Okay, so the population recovered, but what about the identity of various communities in San Francisco? The third graph in this post gives some cursory insight to this question. The chart shows changes in employment, which can be seen as a proxy for class, between 1900, 1910, and 1920. (Davies includes much more insightful data on things like race and gender, but I was too lazy to rip that data.) For each neighborhood, the left bar represents 1900, the center bar represents 1910, and the right bar represents 1920. Overall, San Francisco became more white collar each decade. The overall employment rate in 1920 was less than in 1900, though not hugely so.
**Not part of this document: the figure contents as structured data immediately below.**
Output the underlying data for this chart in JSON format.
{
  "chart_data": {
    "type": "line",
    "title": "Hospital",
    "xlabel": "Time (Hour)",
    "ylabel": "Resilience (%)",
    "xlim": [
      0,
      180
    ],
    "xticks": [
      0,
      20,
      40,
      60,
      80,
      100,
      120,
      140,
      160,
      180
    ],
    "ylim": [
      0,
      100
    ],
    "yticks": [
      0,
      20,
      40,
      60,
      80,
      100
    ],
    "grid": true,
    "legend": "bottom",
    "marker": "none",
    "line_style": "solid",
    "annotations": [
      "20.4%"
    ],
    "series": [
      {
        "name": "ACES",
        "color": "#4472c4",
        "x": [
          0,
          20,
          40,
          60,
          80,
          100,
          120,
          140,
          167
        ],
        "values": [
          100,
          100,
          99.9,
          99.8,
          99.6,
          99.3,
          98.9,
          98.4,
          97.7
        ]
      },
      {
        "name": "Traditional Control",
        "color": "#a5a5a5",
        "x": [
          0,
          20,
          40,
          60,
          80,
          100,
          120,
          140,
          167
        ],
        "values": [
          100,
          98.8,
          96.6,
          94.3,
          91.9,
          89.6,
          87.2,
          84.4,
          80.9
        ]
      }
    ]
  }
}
When you look at the neighborhood scale, things become more complicated. The biggest example is Chinatown. The makeup of the neighborhood changed significantly. The population of Chinatown didn’t change much (in spite of efforts to the contrary from several people and organizations, according to Davies). However, unemployment went way up, there were fewer white collar workers, and, according to data cited in Davies, by 1920 there were no non-Asians in Chinatown.
Clearly, the identity of Chinatown changed after the earthquake. One can argue whether this trajectory was already irrevocably in motion prior to the earthquake. But it is much more difficult to argue that increasing unemployment results in positive trajectories of community well-being and by extension that, as far as this data shows, the Chinatown community recovered (by 1920). Further, because the identity of Chinatown changed, the identity of San Francisco necessarily changed as well. As Davies writes, “Chinatown was defined by its difference from the rest of San Francisco. But the truth was that Chinatown had always been an integral part of the city’s identity.” (p. 25).
Lastly, we can take a look at the relationship between total population change and the change of class identity (with employment demographics as proxy). Looking at the fourth figure, if identity wasn’t changing, you’d expect the points relating total population change to change in working class population to trend roughly horizontally around zero. Clearly that’s not the case. Of course, regardless of there being a disaster, a flat trend may not be expected or manifested. The point is simply that one can’t assume total population can give much insight into a community’s identity and the well-being founded on this identity.
I don’t think that Daniel Aldrich is claiming that overall population has to recover for us to say a community has recovered. At least I hope not. But I do think that his point of “portability” is one thing that gets in the way of our understanding and ability to apply the concept of community resilience. In large part, whats driving our understanding at our current state of the art is simply what is easily quantifiable or what data is easily available. This is okay to an extent, but we can’t confuse the availability of numbers for representing resilience with the theoretical variables and mechanics of it, such as community identity.